Stereotactic radiosurgery (SRS) is a form of external beam radiation therapy that has demonstrated efficacy in managing metastatic tumors of the spine (with or without surgery). The high radiation doses delivered per treatment fraction, along with the precision of delivery, have improved tumor control while preventing excessive toxicity to normal tissues.
The potential for injury to normal tissue with SRS is minimized because the dose is delivered over a relatively large area, with multiple radiation beams intersecting on the tumor. Careful patient immobilization and image guidance reduce uncertainty regarding where the beams are directed.
Unfortunately, a small number of patients experience recurrence following SRS. And while re-irradiation is possible, there is a limit to the amount of radiation that normal tissues can safely receive from the externally directed beams (the bowel, kidneys, esophagus, and spinal cord are examples of structures commonly in the radiation field).
Once these limits are reached, external beam radiation therapy is no longer a safe and effective treatment modality, as the likelihood of injury outweighs the potential benefits of treatment.
Brachytherapy is a technique in which the radiation source is placed within the target, delivering treatment without the need to travel through healthy tissue. With this technique, tumoricidal doses of radiation can be delivered directly to lesions in the vertebral bodies and paraspinal tissues using the radioactive isotope Iridium-192 (192Ir)—a radionuclide often used in high-dose-rate (HDR) treatments for gynecologic and prostate cancers.

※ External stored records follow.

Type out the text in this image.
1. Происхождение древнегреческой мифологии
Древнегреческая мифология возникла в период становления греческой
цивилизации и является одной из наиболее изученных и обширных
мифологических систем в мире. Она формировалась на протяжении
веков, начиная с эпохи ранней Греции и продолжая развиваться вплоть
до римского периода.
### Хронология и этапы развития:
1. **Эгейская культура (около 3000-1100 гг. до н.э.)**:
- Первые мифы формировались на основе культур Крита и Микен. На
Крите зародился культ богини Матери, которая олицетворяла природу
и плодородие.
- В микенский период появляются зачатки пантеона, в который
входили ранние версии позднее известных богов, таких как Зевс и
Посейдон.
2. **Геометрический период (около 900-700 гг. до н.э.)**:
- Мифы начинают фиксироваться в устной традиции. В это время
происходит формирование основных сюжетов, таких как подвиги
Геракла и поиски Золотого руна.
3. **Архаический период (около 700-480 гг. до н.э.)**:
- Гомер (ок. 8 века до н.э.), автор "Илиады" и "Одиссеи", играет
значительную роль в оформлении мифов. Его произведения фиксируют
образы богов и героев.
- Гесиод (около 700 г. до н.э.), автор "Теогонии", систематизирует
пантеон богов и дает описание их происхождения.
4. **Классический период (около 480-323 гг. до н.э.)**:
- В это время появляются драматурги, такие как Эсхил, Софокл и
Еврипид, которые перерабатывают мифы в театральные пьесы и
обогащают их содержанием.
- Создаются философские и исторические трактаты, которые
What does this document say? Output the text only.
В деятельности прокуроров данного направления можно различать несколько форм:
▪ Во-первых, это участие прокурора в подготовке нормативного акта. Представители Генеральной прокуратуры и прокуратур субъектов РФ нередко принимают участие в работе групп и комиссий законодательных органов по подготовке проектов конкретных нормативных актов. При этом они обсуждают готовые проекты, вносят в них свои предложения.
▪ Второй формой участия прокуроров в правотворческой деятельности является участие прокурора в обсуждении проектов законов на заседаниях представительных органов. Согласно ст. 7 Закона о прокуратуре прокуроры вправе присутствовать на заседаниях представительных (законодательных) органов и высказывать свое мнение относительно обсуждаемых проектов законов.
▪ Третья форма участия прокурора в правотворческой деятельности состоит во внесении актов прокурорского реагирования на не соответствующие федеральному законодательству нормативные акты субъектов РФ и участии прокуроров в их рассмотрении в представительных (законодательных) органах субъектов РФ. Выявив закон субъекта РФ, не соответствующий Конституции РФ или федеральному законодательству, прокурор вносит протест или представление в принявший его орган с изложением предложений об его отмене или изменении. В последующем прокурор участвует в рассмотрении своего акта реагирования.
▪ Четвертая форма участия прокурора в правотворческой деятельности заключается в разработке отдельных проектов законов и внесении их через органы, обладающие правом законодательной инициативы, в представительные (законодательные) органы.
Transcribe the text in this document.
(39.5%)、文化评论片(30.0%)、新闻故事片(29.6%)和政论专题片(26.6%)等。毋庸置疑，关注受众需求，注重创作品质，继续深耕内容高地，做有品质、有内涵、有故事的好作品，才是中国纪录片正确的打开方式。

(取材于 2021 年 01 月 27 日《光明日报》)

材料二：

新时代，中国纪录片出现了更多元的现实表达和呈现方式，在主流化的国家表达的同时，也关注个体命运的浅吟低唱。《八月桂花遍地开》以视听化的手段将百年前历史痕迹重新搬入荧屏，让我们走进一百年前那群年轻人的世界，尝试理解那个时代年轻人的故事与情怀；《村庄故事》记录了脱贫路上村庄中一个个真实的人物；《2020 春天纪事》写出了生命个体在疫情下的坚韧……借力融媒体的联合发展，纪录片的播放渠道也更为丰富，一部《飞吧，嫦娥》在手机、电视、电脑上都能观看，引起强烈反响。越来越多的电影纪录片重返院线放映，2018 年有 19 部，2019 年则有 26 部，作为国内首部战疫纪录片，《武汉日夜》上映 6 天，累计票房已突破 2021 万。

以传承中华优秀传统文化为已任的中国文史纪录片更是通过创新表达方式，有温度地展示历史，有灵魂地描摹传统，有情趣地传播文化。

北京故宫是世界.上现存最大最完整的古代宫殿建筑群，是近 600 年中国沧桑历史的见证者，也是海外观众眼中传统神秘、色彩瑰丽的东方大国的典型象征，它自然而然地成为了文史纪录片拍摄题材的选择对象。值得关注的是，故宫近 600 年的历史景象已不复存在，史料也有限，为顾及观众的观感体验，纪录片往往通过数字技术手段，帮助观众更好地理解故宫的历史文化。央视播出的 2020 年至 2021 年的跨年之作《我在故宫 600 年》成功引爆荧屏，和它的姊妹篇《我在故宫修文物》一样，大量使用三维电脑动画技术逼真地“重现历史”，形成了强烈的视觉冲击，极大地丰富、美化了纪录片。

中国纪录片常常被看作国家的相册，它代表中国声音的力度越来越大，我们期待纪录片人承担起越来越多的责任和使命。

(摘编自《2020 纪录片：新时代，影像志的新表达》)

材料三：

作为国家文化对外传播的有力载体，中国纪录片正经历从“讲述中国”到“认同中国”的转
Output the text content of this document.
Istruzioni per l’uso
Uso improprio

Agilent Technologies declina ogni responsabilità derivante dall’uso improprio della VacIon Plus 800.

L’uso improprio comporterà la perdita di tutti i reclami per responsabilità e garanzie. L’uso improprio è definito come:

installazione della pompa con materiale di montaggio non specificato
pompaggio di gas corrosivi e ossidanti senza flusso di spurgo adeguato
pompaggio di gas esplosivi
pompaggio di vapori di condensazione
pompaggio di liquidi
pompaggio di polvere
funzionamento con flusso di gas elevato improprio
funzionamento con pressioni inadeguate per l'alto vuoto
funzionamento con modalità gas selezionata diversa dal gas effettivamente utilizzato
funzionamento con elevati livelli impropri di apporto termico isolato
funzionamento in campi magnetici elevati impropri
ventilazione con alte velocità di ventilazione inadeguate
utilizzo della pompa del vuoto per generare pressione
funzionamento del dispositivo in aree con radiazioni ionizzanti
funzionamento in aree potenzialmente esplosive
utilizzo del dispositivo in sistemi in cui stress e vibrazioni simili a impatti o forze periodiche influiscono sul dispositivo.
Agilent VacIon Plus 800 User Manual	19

By placing multiple catheters in the lesion, a conformal dose can be generated, enabling definitive treatment of the lesion while sparing critical structures within and near the spine such as the spinal cord, cauda equina, bowel, kidney, and esophagus.
A Pilot Study
In 2013 we reported(1) on a small pilot series of patients treated with HDR interstitial brachytherapy using catheters implanted into vertebral or paraspinal lesions in the intraoperative setting under direct visualization, or percutaneously using image guidance. The five patients had all previously received at least two and up to four courses of radiation therapy in the area and were unable to receive additional external beam radiation therapy due to the dose limits of nearby structures, including the esophagus, bowel, kidney, spinal cord, and cauda equina.
In the study, the patients received a median dose of 14 Gy to the lesion using interstitial HDR brachytherapy techniques. In all cases, the treatment was delivered with no brachytherapy-related complications.
At a median followup of 7.2 months, there has been no local progression of the disease on the basis of clinical neurological exam and serial MRI imaging (every two to three months). Three of the five patients reported significant pain relief within one to four weeks (either more than a five-point change on the numeric pain rating scale or complete cessation of opiate pain medications); the other two patients reported a mild decrease in pain symptoms.
Considerations with HDR Interstitial Brachytherapy
While this pilot study has shown promise, we are working to optimize the process.
The current image-guided catheter placement process is very time consuming, as exact placement is critical for providing optimal coverage of the target volume. To address this issue, we are developing techniques using image-guided surgical navigation that might improve catheter placement and reduce overall treatment time.
A prospective feasibility study has been approved by our Institutional Review Board (MSKCC IRB Protocol 12-260) and is currently open for accrual. Eligible patients have recurrent disease in the spine after prior radiation therapy and are unable to receive therapeutic doses of radiation via external-beam techniques.
As the prognosis for patients with metastatic cancer improves and survival times increase, the demands for effective salvage therapies that maintain quality of life will likely increase.
While access and use of SRS has improved local control for spinal lesions, a portion of these patients will recur. For these patients, HDR interstitial brachytherapy is a potentially powerful tool to address the need for an alternative. Treatment is completed in a single session, allowing patients to quickly return to systemic treatment options.
Our hope is that incorporation of image-guided surgical navigation will make this technique accessible to many institutions and further improve our patients’ outcomes and quality of life.